Und
weil das so ist, dürfte der Krankenstand in und um Hildesheim in diesem
Winter wahrscheinlich rapide sinken. Das dortige Stadttheater stellte
in der Vorweihnachtszeit die Oscar-Straus-Operette "Der tapfere Soldat"
(nach einer Vorlage von Bernhard Shaw) unter dem Titel "DER SCHOKOLADESOLDAT"

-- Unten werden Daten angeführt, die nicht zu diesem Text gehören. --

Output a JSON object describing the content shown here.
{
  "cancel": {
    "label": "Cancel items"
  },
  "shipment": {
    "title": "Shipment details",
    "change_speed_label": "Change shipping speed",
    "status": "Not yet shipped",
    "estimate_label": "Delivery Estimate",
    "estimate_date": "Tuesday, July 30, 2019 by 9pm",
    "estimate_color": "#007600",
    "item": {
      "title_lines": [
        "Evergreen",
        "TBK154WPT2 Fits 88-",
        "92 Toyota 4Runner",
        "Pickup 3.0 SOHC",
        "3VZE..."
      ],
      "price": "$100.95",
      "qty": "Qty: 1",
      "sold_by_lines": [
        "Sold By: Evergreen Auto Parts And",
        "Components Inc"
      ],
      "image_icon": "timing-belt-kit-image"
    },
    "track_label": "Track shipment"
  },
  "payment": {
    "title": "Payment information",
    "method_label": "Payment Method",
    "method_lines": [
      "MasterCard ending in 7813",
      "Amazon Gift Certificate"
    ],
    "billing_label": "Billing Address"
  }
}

auf die Bühne und landete damit beim größten Teil des Premierenpublikums
einen Riesenerfolg.
Nichts
ist dabei operettig, aber Operette ist alles.
Die
Handlung wurde von Regisseur Gerd Leo KUCK und Kathrin HEGEDÜSCH (Bühne/Kostüme)
in die Jetztzeit verlegt und bonbonbunt angemalt, ohne daß auch nur ein
Funken der meist unterschwelligen Kritik an Krieg, Gewalt, Heldenvergötterung,
aber auch am Machotum verlorenging. In der Musik von Oscar Straus findet
sich alles: Atonales, Wagnerianischer Heldengesang, Verdi-Anklänge, etwas
von Bizets "Carmen"-Schlußduett und jede Menge Operettenpersiflage von
Strauß bis Lehar.
Herrlich
choreographiert war der (eingeschobene) "Aida"-Triumphmarsch zum Einzug
der heimkehrenden, siegreichen Bulgarensoldaten. Eine vielleicht nicht
sehr würdige, aber immerhin eben eine Lösung dieses schwer in Szene zu
setzenden Musikstücks.
Vor
jedem Akt spielte man ein Stück deutscher Popgeschichte vom Band ein.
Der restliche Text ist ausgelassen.